Among the many takes I’ve read on yesterday’s ESPN layoffs, the most incisive, I think, is this one from Tom Ley:
And so today’s layoffs seem to follow a kind of logic: If ESPN is bleeding money from subscriber losses, they need to offset the damage by making cuts elsewhere in the company. That doesn’t, though, really follow, mathematically. Look at the people who have been laid off today. Sure, it’s possible that veterans like McManus and Stark and Ed Werder were carrying hefty salaries, but no amount of fired reporters and columnists is going to put even the tiniest dent in ESPN’s rights fees. Add up all the salaries of the people who lost their jobs today, and how much of a single Monday Night Football broadcast does it buy? Ten minutes? Fifteen?
So, then, what was the point? The memo released this morning by ESPN president John Skipper is instructive. It was hollow and buzzword-laden in the precise way that is meant to speak to Disney investors who want to be assured that ESPN is still capable of “navigating changes in technology and fan behavior in order to continue to deliver quality, breakthrough content.” That’s what today appears to have been really about—assuring Disney stakeholders that ESPN is taking things very seriously and is prepared to keep itself lean and competitive. Don’t think too much about how we’re going to continue to pay rights fees with sustained subscriber loss! We’re making cuts! We have a handle on things!
I was still thinking about that post when, this morning, I read Annalee Newitz’s report on the people employed by Google and Leapforce to rate Google’s algorithms. I say “employed by Google and Leapforce,” but the situation is actually more complicated than that: all of the work the raters do is for Google, but they are officially employees only of Leapforce — which has just cut all of the raters working full-time back to 26 hours per week max, in order to avoid having to meet certain expensive conditions laid down by Federal law.
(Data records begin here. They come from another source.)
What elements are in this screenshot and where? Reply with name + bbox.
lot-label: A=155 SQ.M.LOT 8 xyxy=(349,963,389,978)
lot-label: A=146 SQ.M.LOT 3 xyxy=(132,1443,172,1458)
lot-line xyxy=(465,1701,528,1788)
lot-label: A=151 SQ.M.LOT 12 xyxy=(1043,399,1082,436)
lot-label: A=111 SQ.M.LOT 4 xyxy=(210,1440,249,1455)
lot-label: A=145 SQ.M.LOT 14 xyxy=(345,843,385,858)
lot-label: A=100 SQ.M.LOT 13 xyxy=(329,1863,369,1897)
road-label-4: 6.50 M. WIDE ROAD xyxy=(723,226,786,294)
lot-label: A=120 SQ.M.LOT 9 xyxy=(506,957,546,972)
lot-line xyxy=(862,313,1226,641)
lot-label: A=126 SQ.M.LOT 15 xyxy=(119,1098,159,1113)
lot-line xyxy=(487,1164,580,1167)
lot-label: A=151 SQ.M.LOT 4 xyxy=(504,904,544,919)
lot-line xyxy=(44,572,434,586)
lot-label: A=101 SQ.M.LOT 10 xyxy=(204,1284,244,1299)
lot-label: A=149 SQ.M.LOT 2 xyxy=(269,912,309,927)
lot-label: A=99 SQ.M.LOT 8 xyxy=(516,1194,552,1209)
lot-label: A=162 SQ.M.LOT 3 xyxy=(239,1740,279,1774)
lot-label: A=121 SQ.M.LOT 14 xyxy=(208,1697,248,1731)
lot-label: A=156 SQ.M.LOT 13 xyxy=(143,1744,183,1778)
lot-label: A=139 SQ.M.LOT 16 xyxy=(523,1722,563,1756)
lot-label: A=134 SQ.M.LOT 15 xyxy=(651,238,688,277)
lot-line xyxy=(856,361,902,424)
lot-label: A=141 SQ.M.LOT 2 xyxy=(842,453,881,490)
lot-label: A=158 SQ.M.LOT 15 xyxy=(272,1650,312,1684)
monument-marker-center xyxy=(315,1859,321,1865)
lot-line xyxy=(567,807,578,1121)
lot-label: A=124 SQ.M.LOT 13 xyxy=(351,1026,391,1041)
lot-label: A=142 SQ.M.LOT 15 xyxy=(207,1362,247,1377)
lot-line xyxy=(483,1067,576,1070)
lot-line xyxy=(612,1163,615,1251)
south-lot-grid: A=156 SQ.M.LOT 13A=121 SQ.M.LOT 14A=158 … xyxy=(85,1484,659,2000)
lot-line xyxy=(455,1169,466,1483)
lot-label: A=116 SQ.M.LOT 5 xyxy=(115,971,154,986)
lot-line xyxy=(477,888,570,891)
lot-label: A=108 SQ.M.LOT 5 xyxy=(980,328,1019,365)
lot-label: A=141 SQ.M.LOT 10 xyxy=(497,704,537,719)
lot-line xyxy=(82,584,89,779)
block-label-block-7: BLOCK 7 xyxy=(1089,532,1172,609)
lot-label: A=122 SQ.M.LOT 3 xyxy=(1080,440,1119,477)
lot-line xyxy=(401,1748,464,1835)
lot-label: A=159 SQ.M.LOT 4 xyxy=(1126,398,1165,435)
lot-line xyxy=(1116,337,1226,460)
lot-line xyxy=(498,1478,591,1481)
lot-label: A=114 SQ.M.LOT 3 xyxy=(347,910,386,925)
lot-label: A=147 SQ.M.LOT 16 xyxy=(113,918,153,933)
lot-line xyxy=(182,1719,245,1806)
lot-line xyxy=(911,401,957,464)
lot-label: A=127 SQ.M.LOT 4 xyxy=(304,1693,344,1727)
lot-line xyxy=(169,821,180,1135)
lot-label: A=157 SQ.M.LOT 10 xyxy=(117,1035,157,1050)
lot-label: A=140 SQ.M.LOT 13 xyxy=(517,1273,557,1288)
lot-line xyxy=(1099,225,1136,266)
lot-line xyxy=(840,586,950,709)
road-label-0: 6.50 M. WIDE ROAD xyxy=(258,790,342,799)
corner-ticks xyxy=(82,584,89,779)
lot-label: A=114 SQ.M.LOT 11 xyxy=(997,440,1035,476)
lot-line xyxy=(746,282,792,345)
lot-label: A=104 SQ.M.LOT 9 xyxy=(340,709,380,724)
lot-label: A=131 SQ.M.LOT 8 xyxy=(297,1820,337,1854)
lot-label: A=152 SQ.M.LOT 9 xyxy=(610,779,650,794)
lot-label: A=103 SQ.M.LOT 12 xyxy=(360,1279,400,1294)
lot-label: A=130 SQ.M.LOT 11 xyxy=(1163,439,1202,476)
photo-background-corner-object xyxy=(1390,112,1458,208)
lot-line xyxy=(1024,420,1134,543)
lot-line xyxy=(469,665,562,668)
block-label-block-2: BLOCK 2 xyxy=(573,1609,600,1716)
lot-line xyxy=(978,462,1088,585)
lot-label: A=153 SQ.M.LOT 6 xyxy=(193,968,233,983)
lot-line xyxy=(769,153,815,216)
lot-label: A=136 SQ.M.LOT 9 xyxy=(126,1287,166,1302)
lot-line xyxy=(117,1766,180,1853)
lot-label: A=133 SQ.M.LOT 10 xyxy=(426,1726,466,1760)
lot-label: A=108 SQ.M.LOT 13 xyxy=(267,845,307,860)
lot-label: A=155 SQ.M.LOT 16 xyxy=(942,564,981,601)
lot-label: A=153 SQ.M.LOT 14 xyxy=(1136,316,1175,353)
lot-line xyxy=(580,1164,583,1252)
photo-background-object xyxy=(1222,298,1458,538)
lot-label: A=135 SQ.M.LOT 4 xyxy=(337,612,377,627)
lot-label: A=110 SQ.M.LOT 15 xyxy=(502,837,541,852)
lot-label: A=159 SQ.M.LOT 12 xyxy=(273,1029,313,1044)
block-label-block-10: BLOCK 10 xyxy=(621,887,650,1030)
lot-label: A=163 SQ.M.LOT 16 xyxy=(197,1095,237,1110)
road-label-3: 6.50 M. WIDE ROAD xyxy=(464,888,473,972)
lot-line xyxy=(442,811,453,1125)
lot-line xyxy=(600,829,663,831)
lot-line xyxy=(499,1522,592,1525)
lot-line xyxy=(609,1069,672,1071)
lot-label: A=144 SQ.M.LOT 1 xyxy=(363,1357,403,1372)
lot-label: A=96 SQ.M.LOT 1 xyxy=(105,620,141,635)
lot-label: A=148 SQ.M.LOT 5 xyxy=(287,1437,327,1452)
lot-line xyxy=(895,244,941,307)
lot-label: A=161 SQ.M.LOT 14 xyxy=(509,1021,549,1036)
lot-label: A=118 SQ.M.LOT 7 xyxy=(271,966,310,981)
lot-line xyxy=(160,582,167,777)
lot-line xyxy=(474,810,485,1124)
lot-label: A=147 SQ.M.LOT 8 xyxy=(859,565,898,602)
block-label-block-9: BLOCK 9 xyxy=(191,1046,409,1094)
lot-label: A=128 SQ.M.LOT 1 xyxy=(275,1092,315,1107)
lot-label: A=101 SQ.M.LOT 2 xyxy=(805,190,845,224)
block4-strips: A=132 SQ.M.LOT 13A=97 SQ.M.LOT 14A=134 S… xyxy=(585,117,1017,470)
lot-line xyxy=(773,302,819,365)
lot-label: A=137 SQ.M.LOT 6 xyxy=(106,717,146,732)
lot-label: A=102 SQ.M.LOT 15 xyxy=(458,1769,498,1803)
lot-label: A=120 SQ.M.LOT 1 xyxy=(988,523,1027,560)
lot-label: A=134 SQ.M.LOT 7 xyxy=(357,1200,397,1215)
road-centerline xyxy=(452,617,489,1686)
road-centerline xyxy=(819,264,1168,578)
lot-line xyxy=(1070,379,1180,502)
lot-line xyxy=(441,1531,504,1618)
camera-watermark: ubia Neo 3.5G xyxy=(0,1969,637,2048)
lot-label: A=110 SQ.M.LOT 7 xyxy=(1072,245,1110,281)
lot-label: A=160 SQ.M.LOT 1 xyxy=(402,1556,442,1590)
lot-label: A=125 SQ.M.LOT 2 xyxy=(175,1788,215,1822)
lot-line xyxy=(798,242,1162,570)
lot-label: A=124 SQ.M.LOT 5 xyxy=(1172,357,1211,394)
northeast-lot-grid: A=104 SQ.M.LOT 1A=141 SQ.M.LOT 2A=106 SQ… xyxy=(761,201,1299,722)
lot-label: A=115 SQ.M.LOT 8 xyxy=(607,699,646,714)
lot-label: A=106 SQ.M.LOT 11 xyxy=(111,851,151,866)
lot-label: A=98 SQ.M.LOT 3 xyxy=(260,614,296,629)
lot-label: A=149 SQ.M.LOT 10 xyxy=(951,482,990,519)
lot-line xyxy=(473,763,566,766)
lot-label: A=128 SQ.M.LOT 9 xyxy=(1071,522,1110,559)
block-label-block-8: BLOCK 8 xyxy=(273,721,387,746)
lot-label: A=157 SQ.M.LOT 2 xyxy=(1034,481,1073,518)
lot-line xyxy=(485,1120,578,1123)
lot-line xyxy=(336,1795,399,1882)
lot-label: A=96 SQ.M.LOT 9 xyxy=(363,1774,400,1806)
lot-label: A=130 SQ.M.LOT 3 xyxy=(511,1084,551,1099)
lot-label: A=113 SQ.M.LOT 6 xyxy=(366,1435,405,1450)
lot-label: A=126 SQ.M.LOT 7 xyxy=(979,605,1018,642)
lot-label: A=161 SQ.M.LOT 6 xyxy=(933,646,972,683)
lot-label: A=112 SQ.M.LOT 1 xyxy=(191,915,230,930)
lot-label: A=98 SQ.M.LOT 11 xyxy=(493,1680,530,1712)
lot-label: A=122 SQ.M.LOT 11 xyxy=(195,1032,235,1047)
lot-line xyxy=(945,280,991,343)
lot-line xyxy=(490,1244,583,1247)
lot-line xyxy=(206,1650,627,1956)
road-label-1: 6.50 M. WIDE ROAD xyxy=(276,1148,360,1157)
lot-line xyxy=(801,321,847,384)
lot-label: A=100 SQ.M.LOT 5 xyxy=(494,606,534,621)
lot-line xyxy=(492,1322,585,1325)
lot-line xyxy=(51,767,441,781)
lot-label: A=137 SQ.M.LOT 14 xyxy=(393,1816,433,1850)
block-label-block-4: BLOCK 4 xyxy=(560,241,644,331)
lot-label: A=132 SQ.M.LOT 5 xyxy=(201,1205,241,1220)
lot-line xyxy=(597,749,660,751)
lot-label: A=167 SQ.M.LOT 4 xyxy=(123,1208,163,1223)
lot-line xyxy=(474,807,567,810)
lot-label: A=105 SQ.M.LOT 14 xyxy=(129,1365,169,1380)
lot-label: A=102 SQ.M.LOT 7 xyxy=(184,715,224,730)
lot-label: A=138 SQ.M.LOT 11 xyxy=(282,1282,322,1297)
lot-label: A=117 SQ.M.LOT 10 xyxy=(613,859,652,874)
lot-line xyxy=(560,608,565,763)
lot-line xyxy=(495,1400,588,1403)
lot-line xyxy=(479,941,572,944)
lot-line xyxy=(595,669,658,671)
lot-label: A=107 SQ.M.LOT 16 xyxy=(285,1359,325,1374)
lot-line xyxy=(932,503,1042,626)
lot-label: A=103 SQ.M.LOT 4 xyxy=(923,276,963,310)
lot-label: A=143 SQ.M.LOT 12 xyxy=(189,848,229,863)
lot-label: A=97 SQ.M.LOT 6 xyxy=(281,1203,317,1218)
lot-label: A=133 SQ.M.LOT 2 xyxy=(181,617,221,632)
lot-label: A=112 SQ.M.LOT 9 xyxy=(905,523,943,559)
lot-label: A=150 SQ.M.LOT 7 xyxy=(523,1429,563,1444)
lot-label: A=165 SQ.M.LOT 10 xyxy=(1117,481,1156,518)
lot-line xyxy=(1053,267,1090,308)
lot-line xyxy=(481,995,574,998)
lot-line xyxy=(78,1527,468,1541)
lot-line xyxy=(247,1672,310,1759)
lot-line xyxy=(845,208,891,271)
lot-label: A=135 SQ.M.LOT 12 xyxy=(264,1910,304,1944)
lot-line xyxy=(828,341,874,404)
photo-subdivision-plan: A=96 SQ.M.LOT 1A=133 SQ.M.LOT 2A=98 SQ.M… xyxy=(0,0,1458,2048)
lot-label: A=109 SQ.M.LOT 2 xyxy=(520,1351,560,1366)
Though it’s Google who benefits — and openly admits to benefitting — from these people’s work, Google won’t take them on as employees, even though paying them directly for their work, even at full-time salaries with full benefits, would be less than a drop taken from Google’s fiscal bucket.
Thus we see ESPN/Disney and Leapforce/Google operating on what has become one of the most fundamental rules of our current economic system: When things go badly, hurt the people first.